Altogether, it should be evident that electronic health record is a beneficial technology, which has considerable implementation issues. The lack of a unified software package creates diverse experiences for different users. Usability is not intuitive and is not easily changed due to rigid legal terms. User interface relies on outdated types of input, which are time-consuming. Suggested changes include choosing a software package with the automated ICPC input, changing legal terms to allow fixing the usability based on user input, and switching to alternative input methods. Combined together, these solutions will allow the EHR to fulfill its original purpose, which is qualitative and cost-effective healthcare.
Aldosari, B. (2017). Patients’ safety in the era of EMR/EHR automation. Informatics in Medicine Unlocked, 9, 230-233. Web.

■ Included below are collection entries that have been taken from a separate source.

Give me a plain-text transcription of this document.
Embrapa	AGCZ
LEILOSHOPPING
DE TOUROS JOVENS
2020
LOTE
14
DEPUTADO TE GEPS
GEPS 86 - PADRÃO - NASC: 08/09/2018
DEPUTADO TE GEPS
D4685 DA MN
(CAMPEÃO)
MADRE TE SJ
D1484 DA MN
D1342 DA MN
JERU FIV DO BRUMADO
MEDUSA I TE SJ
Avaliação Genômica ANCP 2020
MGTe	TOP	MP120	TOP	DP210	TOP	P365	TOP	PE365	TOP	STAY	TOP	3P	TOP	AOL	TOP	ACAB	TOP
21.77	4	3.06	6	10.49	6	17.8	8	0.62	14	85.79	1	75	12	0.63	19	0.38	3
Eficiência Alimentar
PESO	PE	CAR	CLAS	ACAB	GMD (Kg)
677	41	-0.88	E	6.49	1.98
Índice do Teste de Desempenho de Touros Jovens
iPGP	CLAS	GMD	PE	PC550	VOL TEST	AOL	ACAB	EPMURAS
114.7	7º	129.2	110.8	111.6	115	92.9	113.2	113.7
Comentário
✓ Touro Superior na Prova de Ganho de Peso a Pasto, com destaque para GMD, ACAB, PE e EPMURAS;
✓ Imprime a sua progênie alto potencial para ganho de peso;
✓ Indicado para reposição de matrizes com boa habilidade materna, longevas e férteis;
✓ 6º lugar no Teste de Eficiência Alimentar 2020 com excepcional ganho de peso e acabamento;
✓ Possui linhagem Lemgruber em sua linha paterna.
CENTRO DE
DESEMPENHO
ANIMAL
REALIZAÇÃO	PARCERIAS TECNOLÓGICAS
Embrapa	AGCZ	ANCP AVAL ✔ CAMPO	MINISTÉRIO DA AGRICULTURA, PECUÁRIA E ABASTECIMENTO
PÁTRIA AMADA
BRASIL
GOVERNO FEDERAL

Collier, R. (2018). Rethinking EHR interfaces to reduce click fatigue and physician burnout. CMAJ, 190(33), 994-995. Web.
Kaipio, J., Kuusisto, A., Hyppönen, H., Heponiemi, T., & Lääveri, T. (2020). Physicians’ and nurses’ experiences on EHR usability: Comparison between the professional groups by employment sector and system brand. International Journal of Medical Informatics, 134 (104018), 1-9. Web.
Ratwani, R. M., Hodgkins, M., & Bates, D. W. (2018). Improving electronic health record usability and safety requires transparency. Jama, 320(24), 2533-2534. Web.
Van der Bij, S., Khan, N., Ten Veen, P., de Bakker, D. H., & Verheij, R. A. (2017). Improving the quality of EHR recording in primary care: A data quality feedback tool. Journal of the American Medical Informatics Association, 24(1), 81-87. Web.